Should short boys take growth hormone?
Writing in the March 28 New England Journal of Medicine, two pediatric endocrinologists describe a scenario pediatricians see all the time: Parents bring in their 11-year-old son because he's substantially shorter than his classmates, and his growth seems to have slowed in recent years.
Their concern is reasonable, said Dr. David Allen, co-author of the article and a professor of pediatrics at the University of Wisconsin School of Medicine and Public Health in Madison.
In the vignette, Allen and Dr. Leona Cuttler describe a boy whose height was in the third percentile at age 9 years. (That means he was shorter than 97 percent of boys his age.) But his growth rate slowed further, so that he is now in the first percentile for height.
"When a child falls off the growth curve like that, it's appropriate for parents to be concerned and have him evaluated," Allen said.
The potential medical causes include growth hormone deficiency, certain genetic disorders or an underactive thyroid gland. Fortunately, though, most short kids are healthy.
The "conundrum," Allen said, is that parents are often still worried, especially when that child is a boy. And, in the United States, human growth hormone is approved to treat so-called idiopathic short stature—that is, short stature with no known medical cause—when a child is below the first percentile for height.
So parents may want costly treatment even if their child has a clean bill of health.
Dr. Patricia Vuguin, a pediatric endocrinologist at Cohen Children's Medical Center in New Hyde Park, N.Y., said some doctors will recommend doing nothing. And, "some will say, let's try growth hormone," she said.
But both Vuguin and Allen said it's important for parents to have realistic expectations of growth hormone. For short, healthy children, studies predict that growth hormone will deliver an extra 1 to 3 inches as an adult. And that's the average; other factors come into play.
If both parents are short, that limits what growth hormone therapy can do. "We can't modify your genetic potential," Vuguin said.
The fictional family in Allen's report fit that scenario. The mother was 5 feet tall, while the dad stood at 5 feet 6 inches. Their son's predicted height, with no intervention, was 5 feet 5 inches—the lower end of "normal."
"You have to think, how important is an inch or two of extra height in the big picture?" Vuguin said. "Is the difference between 5 feet 5 inches and 5 feet 6 inches that important?"

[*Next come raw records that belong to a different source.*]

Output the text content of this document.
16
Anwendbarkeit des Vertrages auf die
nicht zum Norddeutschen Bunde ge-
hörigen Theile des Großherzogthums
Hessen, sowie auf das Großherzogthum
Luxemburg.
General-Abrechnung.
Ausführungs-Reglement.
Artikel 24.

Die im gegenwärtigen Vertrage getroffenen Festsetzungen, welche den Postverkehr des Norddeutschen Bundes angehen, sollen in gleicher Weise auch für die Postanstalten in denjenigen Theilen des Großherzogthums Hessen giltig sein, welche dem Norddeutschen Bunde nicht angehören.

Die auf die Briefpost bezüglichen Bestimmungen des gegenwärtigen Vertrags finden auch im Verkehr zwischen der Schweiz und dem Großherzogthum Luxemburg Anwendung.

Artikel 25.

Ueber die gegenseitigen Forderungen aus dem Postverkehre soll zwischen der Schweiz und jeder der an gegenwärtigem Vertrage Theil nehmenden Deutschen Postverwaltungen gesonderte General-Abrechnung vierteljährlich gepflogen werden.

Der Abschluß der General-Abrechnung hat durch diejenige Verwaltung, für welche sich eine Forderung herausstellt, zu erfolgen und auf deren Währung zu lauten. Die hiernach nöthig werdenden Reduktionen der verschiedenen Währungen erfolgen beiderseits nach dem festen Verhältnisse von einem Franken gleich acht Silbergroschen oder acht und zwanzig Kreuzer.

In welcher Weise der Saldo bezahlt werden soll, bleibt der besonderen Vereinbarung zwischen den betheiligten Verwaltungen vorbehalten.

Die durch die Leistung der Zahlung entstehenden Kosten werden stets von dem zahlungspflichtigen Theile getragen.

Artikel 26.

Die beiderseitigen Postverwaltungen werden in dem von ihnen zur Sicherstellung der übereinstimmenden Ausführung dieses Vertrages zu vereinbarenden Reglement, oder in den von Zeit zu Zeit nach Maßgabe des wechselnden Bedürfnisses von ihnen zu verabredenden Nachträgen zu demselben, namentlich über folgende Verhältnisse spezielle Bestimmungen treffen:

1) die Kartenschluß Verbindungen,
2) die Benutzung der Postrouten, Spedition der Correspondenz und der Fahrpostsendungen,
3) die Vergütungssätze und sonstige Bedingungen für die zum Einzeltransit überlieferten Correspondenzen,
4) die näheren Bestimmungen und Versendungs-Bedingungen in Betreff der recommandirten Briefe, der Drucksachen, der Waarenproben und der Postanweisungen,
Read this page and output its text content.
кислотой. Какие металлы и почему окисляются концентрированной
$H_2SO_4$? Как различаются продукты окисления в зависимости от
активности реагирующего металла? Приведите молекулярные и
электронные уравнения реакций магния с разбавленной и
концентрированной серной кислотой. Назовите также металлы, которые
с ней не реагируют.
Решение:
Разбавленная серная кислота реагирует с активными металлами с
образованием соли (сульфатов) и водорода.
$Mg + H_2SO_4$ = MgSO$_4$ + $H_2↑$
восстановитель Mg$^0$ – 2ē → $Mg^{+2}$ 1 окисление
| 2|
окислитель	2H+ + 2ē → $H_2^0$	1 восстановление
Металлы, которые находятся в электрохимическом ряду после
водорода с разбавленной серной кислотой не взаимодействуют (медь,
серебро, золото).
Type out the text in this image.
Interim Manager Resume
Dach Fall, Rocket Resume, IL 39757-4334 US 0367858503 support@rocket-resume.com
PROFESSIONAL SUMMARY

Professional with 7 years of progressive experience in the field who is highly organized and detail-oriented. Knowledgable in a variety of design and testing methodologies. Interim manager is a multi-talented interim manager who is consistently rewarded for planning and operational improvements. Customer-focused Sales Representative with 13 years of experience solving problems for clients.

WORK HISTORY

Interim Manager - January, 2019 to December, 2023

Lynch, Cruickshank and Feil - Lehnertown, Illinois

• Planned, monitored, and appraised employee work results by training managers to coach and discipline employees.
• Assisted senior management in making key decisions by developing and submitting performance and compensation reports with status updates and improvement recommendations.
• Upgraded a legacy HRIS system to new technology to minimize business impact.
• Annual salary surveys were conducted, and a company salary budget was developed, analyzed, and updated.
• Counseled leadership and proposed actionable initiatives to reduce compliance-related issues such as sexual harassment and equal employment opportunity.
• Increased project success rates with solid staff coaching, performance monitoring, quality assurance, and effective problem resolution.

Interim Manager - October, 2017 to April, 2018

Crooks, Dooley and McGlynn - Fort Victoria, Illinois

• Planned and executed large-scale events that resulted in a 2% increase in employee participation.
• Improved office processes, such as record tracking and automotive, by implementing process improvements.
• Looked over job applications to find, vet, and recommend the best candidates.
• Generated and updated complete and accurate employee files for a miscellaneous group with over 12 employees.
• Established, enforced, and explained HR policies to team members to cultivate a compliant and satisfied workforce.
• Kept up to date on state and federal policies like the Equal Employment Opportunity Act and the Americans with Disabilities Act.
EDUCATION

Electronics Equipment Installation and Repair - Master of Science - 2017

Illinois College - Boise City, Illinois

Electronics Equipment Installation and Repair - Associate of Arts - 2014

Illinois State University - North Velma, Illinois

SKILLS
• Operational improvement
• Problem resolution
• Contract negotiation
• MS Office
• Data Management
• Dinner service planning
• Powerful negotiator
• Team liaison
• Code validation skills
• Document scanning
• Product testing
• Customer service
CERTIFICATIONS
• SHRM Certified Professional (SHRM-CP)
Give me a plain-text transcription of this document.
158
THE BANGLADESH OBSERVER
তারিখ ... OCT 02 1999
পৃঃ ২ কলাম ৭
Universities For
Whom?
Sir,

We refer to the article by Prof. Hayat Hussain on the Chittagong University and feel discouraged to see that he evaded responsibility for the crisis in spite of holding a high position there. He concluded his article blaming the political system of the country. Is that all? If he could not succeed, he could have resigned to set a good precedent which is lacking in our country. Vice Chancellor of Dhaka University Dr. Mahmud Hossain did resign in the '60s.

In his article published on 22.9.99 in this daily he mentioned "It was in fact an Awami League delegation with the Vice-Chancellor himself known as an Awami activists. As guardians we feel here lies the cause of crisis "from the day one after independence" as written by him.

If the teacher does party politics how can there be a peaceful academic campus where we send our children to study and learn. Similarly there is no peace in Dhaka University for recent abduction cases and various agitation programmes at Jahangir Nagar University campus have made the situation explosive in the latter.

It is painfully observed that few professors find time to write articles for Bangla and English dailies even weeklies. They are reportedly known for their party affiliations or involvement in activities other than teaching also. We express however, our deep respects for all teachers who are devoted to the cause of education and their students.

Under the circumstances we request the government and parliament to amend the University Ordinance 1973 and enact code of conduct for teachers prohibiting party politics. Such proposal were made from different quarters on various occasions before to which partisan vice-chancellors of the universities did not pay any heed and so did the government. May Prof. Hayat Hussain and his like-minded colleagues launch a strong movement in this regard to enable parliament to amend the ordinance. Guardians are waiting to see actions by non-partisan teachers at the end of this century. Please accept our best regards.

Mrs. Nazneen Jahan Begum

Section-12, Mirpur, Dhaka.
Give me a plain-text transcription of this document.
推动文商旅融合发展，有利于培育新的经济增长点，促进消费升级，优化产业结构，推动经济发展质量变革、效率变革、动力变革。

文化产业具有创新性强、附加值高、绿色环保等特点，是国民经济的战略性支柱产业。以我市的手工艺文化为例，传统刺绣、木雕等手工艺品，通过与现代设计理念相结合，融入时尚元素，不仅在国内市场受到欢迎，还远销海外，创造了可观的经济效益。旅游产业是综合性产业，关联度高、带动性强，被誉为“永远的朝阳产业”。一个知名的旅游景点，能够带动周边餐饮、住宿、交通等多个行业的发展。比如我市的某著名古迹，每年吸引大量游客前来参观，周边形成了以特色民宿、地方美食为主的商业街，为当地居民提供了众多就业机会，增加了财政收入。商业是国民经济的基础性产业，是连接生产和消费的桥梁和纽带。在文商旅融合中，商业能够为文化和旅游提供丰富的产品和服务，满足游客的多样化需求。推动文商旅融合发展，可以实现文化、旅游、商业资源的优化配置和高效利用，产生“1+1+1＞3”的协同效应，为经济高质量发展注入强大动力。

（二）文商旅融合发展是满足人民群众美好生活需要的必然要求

Allen said there are instances where healthy children are extremely short, and "it's appropriate to help them grow." But for most kids, it's "reasonable" to just keep watching their growth rate and reassure the parents.
Often, parents worry about their child (again, usually a son) being teased, or—as an adult—feeling unhappy or even being at a disadvantage career-wise.
But studies have not borne out those worries, Allen said. Short children and adults do not seem less happy than their taller peers, and there's no proof that treating idiopathic short stature improves quality of life.
"The more we look into this 'assumed morbidity' associated with short stature, the less we find," Allen said. "And it's been very difficult to show that treating (idiopathic short stature) improves kids' well-being as adults."
As far as safety, growth hormone "has an excellent track record while kids are on it," Allen said. But no one knows yet if there are risks later in life. In theory, growth hormone might raise the odds of diabetes or certain cancers down the road. But for now, those are theoretical risks, Allen said.
The other big issue is cost. A conservative estimate is that each inch of height gained with growth hormone treatment would ring up at $35,000 to $50,000, Allen said.
Growth hormone is not the only option for idiopathic short stature. Boys can be given low doses of androgens, or "male" hormones. This therapy boosts boys' growth rate in the short term, but there's no evidence it increases their adult height, Allen said.
"It's always reasonable to say, 'Let's just watch this,'" Allen said. At first, the gap might worsen if a short child's peers hit puberty earlier and their growth takes off, he noted. But once a "late bloomer" starts puberty himself, his growth will accelerate, too.